To enhance communication and facilitate decision support, specific timed checkpoints were discussed in expert interviews (phase IV) and simulations (phase V). These included (1) instrument check, (2) instrument readiness and fetal update, (3) maternal and fetal status post-transfer, (4) fetal update post-cannulation, and (5) update post-established oxygenator circuit. The first checkpoint is thought to be of importance because of the additional, novel, equipment which might need more explanation and attention (P37). Additionally, the second checkpoint is at a crucial stage, “At the moment the child is in the transferbag, you have to look really carefully; is the situation of the child still good?” (P39). The main clinical staff member must inform everyone when he or she will start the delivery. The latter three checkpoints facilitate communication and decisions on continuing APAW treatment based on the maternal/fetal state. A specific time limit for cannulation was also considered (P42).

Rescue procedure

Participants confirmed that cannulation entry would serve as the vascular access for medication administration during transfer, given time constraints and lack of alternative access (P36–P42). In case of failed cannulation or negative indications, the rescue procedure, involving stopping the transfer and switching to standard neonatal care, was recommended (P17).

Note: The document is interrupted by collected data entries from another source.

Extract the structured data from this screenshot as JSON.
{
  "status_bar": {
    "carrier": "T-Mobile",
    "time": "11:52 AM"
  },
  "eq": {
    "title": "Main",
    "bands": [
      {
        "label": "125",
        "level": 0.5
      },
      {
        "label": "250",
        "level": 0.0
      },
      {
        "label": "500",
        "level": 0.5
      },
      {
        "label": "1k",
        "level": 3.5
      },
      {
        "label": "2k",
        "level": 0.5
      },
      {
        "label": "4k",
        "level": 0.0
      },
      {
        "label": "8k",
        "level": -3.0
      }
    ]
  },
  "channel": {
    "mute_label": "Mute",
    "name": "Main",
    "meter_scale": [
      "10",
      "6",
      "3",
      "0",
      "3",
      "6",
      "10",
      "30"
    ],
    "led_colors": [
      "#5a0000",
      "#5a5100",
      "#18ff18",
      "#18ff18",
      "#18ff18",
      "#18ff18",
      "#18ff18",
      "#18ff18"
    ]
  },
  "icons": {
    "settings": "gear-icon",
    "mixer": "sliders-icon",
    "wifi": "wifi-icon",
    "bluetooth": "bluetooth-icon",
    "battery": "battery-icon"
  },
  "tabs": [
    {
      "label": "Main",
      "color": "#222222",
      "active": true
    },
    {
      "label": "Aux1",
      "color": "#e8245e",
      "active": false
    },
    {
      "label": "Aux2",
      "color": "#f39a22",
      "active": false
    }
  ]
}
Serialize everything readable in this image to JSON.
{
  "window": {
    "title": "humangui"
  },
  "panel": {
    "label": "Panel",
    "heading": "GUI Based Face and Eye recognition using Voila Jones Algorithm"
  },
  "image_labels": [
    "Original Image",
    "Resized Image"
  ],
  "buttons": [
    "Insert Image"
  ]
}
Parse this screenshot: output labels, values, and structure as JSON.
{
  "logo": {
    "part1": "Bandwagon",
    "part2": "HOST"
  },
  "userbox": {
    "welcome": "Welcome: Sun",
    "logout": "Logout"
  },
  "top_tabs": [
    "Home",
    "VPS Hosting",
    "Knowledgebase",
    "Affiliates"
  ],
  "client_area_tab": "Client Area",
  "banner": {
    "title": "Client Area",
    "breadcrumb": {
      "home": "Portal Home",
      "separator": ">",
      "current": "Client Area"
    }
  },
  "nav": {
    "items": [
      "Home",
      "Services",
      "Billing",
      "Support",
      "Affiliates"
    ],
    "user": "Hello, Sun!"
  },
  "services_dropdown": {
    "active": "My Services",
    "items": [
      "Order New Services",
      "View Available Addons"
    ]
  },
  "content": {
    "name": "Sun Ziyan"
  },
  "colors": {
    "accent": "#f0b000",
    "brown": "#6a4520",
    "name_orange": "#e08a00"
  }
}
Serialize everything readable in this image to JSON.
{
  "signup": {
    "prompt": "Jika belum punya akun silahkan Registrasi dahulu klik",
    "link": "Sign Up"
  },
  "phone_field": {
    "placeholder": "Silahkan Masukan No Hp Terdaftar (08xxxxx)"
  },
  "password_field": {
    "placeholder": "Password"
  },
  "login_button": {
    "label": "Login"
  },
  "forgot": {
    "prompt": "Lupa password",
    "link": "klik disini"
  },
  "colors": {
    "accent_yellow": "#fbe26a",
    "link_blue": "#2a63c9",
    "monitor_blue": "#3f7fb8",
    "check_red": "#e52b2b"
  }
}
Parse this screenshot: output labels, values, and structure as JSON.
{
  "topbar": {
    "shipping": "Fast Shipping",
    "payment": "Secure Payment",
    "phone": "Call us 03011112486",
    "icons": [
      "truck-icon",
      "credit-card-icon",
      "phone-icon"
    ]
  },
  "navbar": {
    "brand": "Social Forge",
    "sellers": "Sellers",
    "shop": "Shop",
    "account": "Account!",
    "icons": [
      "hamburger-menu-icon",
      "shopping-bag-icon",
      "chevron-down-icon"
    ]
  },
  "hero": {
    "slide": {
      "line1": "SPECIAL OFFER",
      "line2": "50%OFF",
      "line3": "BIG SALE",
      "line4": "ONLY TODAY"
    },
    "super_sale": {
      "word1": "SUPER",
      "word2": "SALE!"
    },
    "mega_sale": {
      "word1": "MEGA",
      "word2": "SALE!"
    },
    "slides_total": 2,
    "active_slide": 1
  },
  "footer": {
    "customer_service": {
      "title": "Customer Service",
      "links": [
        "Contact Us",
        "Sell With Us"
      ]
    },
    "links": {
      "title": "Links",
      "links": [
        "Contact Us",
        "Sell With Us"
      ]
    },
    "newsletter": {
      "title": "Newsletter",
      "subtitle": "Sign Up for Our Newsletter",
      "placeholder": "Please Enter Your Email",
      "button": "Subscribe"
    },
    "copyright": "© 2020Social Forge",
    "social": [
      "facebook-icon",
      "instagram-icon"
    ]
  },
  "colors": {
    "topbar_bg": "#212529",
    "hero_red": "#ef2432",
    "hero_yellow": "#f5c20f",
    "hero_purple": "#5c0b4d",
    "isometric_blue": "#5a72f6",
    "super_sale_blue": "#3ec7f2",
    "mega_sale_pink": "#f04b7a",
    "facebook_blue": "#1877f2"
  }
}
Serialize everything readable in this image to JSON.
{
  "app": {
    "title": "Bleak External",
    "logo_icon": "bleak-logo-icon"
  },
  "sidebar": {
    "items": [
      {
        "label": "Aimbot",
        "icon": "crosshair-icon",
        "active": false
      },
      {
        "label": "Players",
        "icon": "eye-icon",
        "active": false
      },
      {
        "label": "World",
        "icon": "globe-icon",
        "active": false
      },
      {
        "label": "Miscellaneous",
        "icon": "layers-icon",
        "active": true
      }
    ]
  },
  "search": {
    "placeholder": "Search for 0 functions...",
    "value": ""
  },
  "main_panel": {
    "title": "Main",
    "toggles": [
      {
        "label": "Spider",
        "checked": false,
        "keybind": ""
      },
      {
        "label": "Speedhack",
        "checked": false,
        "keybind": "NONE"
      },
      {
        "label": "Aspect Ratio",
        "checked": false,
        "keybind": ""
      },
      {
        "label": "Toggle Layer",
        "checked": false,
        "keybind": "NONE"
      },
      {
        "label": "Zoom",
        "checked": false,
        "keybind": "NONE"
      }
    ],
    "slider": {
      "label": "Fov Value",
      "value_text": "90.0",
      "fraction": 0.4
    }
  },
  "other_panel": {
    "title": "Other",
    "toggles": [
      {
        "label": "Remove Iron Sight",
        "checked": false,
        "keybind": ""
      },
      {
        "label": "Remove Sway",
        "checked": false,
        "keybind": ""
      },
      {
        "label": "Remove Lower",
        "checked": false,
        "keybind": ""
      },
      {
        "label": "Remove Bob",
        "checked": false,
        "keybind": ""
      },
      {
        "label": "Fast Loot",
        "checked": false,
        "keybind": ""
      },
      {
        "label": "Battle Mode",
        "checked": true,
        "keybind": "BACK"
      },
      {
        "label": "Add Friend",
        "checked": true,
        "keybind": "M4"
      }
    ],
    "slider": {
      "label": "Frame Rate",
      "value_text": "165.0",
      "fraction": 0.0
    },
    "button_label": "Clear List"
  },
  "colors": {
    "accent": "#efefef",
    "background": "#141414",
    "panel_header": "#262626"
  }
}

Emergency medications, including adrenalin, atropine, dopamine, sodium bicarbonate, and IV sodium chloride infusion, should be readily available (P36, P40).

Transfer protocol

The protocols (Tables 2, 3, 4) and proposed setup are informed by the interviews, simulations, and literature study. Preliminary versions were refined through discussions and simulations before final testing (phase V, Fig. 2). Given the preclinical stage of APAW research, continued evolution of the protocols is necessary and serves as guidelines for procedure development.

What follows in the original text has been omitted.